The video came two days after news of the beheading of American hostage Paul Johnson, 49, by Al Qaeda-linked militants in Saudi Arabia, and an announcement Friday by South Korea that it will send 3,000 soldiers to northern Iraq beginning in August. Once the deployment is complete, South Korea will be the largest coalition partner in Iraq after the United States and Britain.
After showing the hostage's plea, the tape showed him kneeling in front of three masked men, two of them armed with Kalashnikovs. The man standing in the middle read a statement in Arabic.
''Our message to the South Korean government and the Korean people: We first demand you withdraw your forces from our lands and not send more of your forces to this land.
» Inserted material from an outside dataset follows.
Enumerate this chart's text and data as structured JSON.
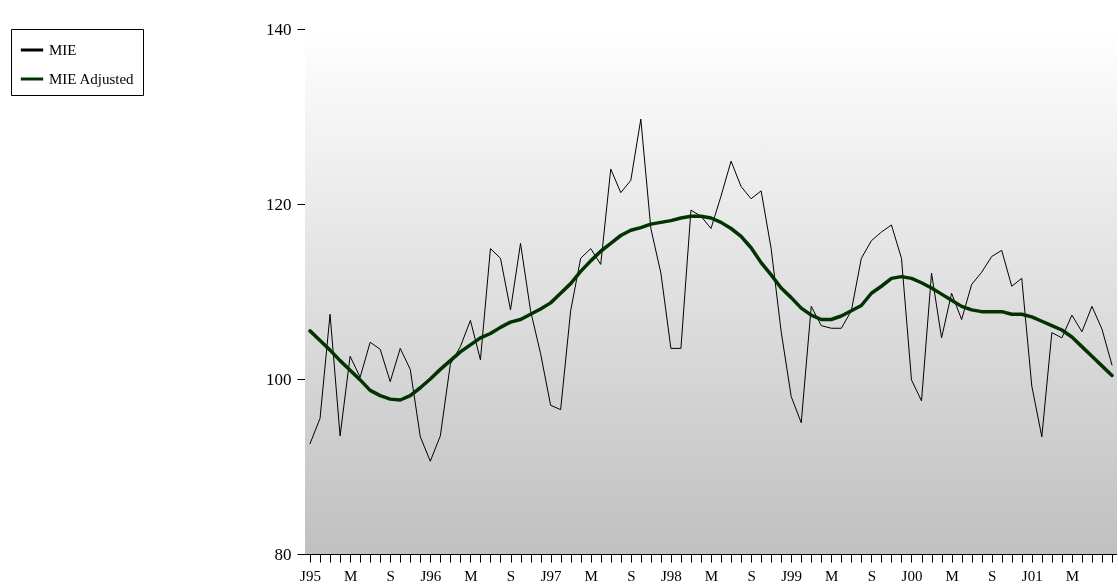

Otherwise, we will send to you the head of this Korean, and we will follow it by the heads of your other soldiers."
South Korea's Deputy Foreign Minister Choi Young-jin said today that there is no change in Seoul's position on sending troops to Iraq.
The group identified itself as Monotheism and Jihad; its purported leader, Zarqawi, is a Jordanian-born terrorist linked to Al Qaeda. Zarqawi's group claimed responsibility for the videotaped beheading last month of American businessman Nicholas Berg.
A South Korean television news station, YTN, said Kim had been in Iraq for about eight months. His sister, Kim Jung-sook, told the station his family last spoke to him in April. He was in the Fallujah area and planned to leave the area in July.
On Saturday, Seoul warned its people not to travel to Iraq. ''At this time, we cannot rule out the possibility of harm to our nationals, following the official announcement of the additional troop dispatch to Iraq," Foreign Ministry spokesman Shin Bong-kil said in a statement.
South Korea plans to send 900 troops to Kurdish-controlled Erbil in early August, followed by about 1,100 troops between late August and early September. An additional 1,000 soldiers will travel to Iraq later.
South Korea has 600 military medics and engineers in the southern Iraqi city of Nasiriyah.
Seoul portrayed the dispatch as a way of strengthening its alliance with the United States, thereby winning more support from Washington for a peaceful end to a long-running dispute over North Korea's nuclear weapons development.